Tripping Thiago Brazil X Columbia blend. Our sweet and syrupy “Tripping Thiago” blend is a mix of 75% Brazil Santa Izabel & 25% Columbia El Meson, with notes of chocolate, fudge and cherry.
The Brazil component imparts the blends with chocolate and syrup features, and the Columbia component which undergoes an anaerobic natural process, highlights notes of fudge and cherry.
Santa Izabel
Santa Izabel is located in the south of Minas region of Brazil 1,150m above sea level and is a sustainable, world-class coffee bean producer with a Rainforest Alliance Certification. The farm has 766 acres of the land dedicated to coffee production and has over 175 acres of natural reserve area.
Fazenda Santa Izabel adopts good socio- environmental practices to help preserve the quality of each crop, as well as courses and workshops for small producers in the region, strengthening their ties and helping them to get the best price for their produce.
Finca El Meson
Floresmiro Guaca produced this anaerobic natural coffee on Finca El Mesón, his farm located in the town of Acevedo, Huila in Columbia.

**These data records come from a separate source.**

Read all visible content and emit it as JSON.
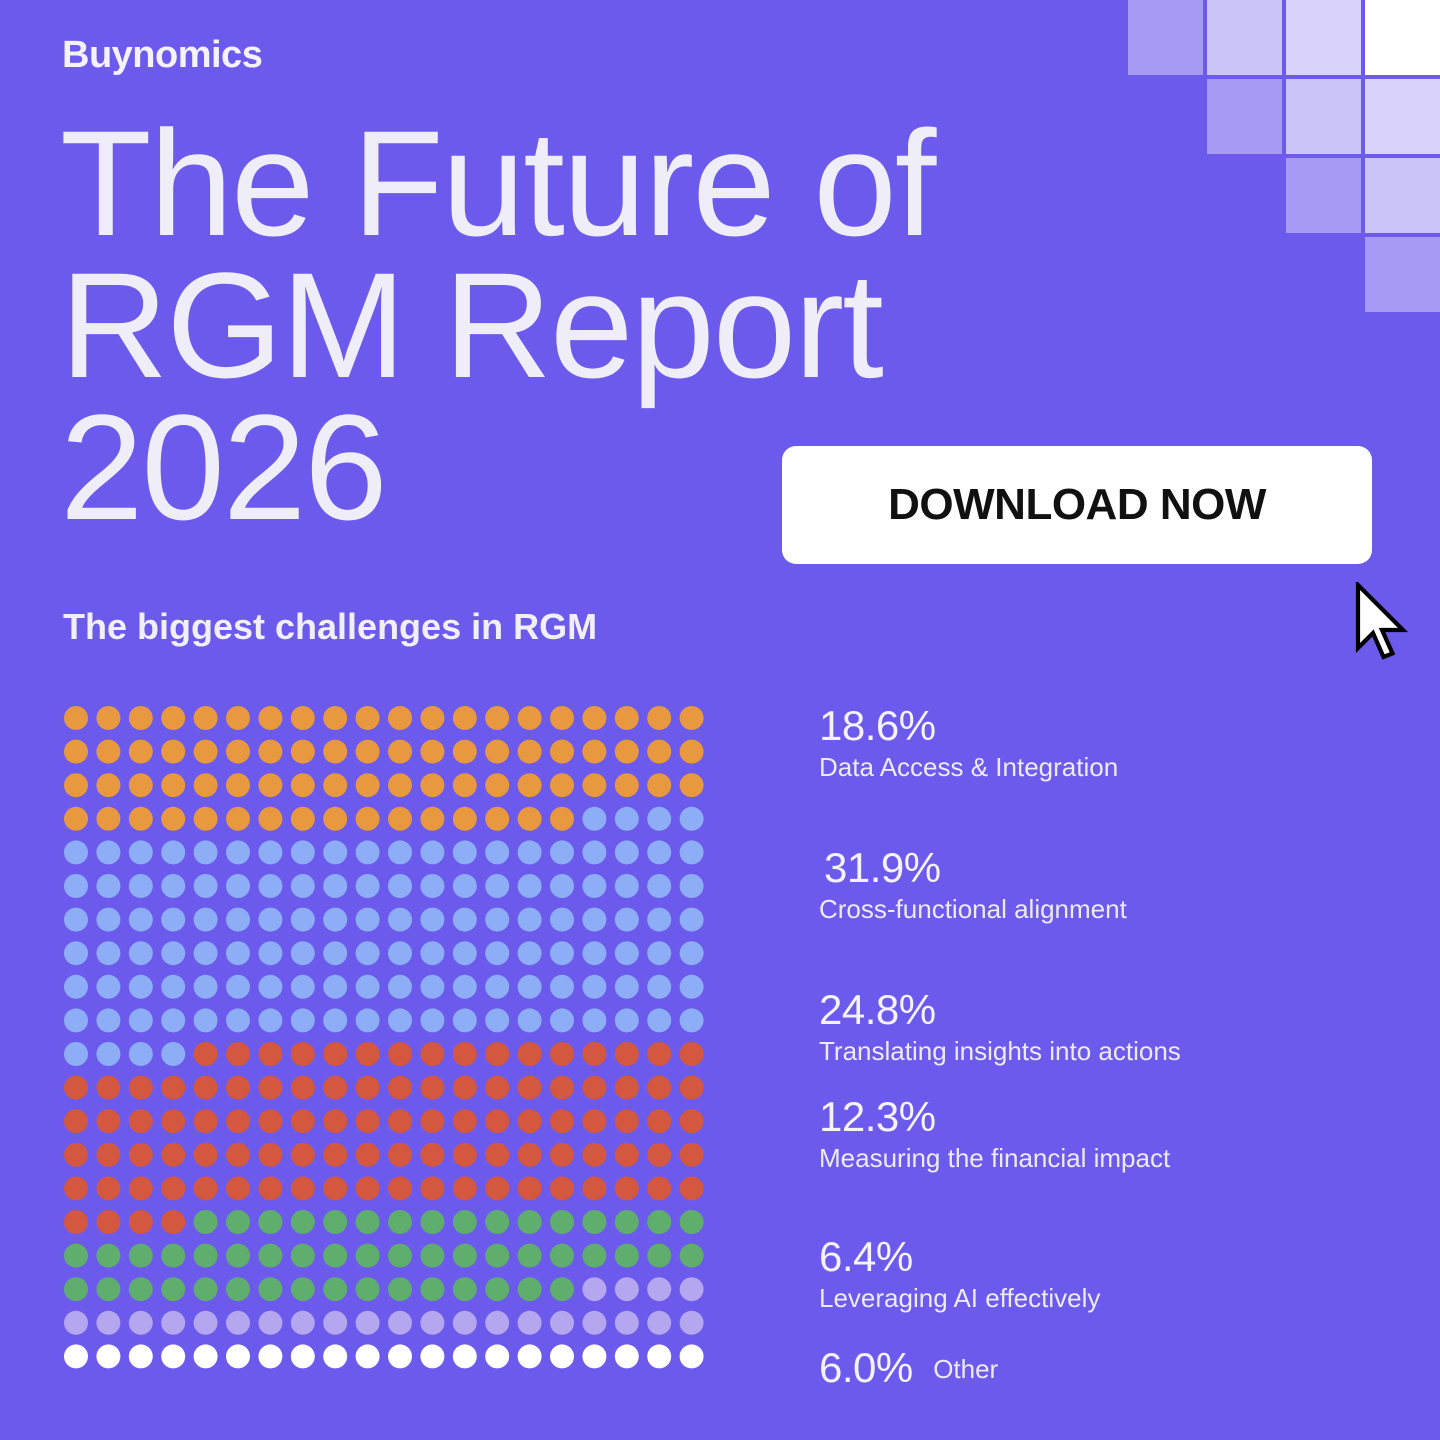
{
  "brand": "Buynomics",
  "title_lines": [
    "The Future of",
    "RGM Report",
    "2026"
  ],
  "cta_label": "DOWNLOAD NOW",
  "colors": {
    "background": "#6c5aec",
    "data_access": "#e8983e",
    "cross_functional": "#8daef6",
    "translating": "#d4573f",
    "measuring": "#5fae6e",
    "ai": "#b5a6f0",
    "other": "#ffffff",
    "tiles": [
      "#a59af4",
      "#cbc4f9",
      "#d9d3fb",
      "#ffffff"
    ]
  },
  "icons": [
    "mouse-cursor-icon"
  ],
  "chart_data": {
    "type": "waffle",
    "title": "The biggest challenges in RGM",
    "grid": {
      "rows": 20,
      "columns": 20
    },
    "series": [
      {
        "name": "Data Access & Integration",
        "display": "18.6%",
        "value": 18.6,
        "dots": 76,
        "color": "#e8983e"
      },
      {
        "name": "Cross-functional alignment",
        "display": "31.9%",
        "value": 31.9,
        "dots": 128,
        "color": "#8daef6"
      },
      {
        "name": "Translating insights into actions",
        "display": "24.8%",
        "value": 24.8,
        "dots": 100,
        "color": "#d4573f"
      },
      {
        "name": "Measuring the financial impact",
        "display": "12.3%",
        "value": 12.3,
        "dots": 52,
        "color": "#5fae6e"
      },
      {
        "name": "Leveraging AI effectively",
        "display": "6.4%",
        "value": 6.4,
        "dots": 24,
        "color": "#b5a6f0"
      },
      {
        "name": "Other",
        "display": "6.0%",
        "value": 6.0,
        "dots": 24,
        "color": "#ffffff"
      }
    ]
  }
}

This pink bourbon coffee was fermented for 70 hours, sun-dried for 21 days, and finally mechanically dried for 8 hours at 40° C. The result is a sweet and bubbly coffee with notes of Cherry, fudge, watermelon.
The pink bourbon variety is cultivated from a hybrid of Red and Yellow Bourbon, and is said to have been first found in Pitalito, Huila. Quite a rare variety, Pink Bourbon has a substantial amount of natural sugars which are thought to help give the coffee it’s more delicate, soft and complex profile.

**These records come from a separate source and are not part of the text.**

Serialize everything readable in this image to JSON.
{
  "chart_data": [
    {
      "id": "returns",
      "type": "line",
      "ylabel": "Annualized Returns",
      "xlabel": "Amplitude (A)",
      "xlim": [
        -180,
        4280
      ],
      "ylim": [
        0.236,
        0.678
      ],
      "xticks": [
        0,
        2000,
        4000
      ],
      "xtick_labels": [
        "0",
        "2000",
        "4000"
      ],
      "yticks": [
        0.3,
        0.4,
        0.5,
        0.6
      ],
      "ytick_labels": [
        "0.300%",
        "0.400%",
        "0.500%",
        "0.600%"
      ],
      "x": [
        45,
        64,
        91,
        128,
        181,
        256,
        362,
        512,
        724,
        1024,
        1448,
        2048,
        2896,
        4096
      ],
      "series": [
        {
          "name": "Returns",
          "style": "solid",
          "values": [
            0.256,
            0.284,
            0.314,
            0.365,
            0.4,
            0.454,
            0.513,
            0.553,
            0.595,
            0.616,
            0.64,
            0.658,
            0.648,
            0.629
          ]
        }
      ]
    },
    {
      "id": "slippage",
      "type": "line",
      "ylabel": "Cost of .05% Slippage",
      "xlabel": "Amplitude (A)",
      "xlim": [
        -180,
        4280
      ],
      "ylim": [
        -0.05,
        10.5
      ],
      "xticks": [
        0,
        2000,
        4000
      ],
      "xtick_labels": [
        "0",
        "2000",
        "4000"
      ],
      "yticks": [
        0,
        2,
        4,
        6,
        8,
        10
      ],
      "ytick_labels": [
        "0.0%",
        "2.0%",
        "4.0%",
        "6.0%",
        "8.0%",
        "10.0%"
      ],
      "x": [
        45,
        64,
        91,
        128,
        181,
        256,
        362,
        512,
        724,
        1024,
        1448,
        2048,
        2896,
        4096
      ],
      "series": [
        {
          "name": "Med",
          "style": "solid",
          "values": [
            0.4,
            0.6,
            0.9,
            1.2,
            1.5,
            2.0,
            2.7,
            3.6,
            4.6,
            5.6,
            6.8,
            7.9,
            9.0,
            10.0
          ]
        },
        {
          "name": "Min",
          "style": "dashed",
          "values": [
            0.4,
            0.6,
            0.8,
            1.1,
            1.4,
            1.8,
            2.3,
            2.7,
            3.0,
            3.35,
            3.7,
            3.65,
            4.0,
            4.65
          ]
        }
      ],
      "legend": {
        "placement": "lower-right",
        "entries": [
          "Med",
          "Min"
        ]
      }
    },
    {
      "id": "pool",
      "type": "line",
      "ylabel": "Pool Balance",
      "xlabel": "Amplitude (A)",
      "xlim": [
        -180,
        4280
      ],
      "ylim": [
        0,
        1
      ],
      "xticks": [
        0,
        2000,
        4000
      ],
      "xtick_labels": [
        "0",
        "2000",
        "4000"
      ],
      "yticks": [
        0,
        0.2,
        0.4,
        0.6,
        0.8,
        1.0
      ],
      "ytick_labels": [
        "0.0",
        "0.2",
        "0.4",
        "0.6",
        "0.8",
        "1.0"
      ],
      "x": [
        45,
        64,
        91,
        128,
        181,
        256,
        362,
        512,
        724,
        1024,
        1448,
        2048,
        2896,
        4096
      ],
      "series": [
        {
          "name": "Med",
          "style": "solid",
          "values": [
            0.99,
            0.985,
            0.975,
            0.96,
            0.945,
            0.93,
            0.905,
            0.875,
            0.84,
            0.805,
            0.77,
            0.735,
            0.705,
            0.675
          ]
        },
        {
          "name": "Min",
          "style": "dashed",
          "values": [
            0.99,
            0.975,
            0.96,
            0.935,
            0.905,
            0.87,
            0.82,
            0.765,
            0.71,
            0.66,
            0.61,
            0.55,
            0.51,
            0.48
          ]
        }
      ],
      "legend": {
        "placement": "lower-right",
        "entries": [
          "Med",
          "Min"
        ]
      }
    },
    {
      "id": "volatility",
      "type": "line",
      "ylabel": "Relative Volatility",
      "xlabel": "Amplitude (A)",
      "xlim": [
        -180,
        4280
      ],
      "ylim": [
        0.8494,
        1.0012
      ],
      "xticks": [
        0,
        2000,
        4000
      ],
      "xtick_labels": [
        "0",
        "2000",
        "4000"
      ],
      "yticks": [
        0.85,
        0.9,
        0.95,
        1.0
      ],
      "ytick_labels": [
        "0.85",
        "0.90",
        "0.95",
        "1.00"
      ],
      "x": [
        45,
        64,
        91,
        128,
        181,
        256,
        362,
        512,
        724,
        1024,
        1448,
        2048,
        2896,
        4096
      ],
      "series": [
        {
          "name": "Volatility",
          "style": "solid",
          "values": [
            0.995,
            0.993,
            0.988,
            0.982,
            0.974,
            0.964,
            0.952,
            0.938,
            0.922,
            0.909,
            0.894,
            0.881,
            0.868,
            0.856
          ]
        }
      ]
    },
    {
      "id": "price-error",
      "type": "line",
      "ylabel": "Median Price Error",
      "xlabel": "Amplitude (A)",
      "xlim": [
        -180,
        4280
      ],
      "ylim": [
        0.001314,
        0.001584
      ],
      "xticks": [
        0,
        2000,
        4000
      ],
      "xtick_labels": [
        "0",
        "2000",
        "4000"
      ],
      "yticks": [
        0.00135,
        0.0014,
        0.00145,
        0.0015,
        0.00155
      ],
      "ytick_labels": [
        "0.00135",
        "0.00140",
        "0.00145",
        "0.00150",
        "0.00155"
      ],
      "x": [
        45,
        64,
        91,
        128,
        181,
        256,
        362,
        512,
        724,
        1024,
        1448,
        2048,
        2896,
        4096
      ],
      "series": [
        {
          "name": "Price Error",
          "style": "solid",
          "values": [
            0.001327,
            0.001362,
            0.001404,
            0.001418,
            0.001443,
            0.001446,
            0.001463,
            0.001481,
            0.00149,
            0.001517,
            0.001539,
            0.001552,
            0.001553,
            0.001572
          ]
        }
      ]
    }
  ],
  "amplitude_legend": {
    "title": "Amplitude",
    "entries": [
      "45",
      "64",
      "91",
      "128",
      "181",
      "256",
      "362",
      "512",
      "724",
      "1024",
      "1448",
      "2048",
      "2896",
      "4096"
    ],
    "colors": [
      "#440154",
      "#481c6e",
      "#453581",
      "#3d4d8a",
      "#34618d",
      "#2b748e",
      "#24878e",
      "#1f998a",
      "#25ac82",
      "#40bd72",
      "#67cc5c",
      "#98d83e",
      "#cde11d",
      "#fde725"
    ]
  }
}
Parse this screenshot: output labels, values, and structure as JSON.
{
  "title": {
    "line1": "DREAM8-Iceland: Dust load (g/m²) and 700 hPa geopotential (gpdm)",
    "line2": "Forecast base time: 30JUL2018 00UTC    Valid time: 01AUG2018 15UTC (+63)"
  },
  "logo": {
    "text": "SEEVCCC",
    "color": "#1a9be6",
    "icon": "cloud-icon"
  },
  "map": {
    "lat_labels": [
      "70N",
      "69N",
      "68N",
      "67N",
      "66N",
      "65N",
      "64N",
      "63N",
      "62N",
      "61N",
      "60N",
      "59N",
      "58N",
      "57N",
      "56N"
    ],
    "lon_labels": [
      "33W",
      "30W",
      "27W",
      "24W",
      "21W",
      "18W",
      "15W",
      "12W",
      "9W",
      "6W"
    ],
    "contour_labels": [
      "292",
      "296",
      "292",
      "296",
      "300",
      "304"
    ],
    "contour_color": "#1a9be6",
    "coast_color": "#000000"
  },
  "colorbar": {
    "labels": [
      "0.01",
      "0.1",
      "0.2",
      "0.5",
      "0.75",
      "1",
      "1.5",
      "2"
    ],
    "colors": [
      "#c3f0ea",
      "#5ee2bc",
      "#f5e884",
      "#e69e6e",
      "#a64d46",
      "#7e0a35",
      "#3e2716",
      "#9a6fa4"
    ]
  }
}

This variety was discovered in the San Adolfo district between 2008 and 2010 after one of the most severe coffee rust pandemics that have affected coffee growing in Colombia. During these years, the phenomenon La niñal, characterised by extreme rains, was present in the tropics, which caused the volume of rains for those years to increase by 200%, this favoured the conditions for the rust fungus to proliferate in a way disproportionate affecting the plantations of Caturra and Colombia varieties that were the most cultivated at that time.
By the end of 2010, the producers had experienced losses close to 80% of the cultivated area and only a few isolated lots survived the plague. This aroused the curiosity of the producers, among them Floresmiro, who found that some Bourbon trees that until now had gone unnoticed, had not been devastated by rust. The particular color of the cherries of these trees was even more striking as they did not ripen red but rather a color that resembles a pale pink tone. From that moment, the producers began to renew their coffee plantations with seeds obtained from these trees, seeking to develop a crop that was not affected by rust. A couple of years later, when the coffee plantations began production, the marketers had the opportunity to taste and found a cup profile very with notes of red fruit, dried blueberries, cherry, hibiscus, a very delicate coffee and it was given the name Bourbon Rosado, or Pink Bourbon, resembling a coffee with a feminine character. After this, this variety became very popular in Acevedo, however the quality was not the same in all cases and the coffees did not exhibit the characteristic profile and many producers dedicated themselves to producing commercial coffee.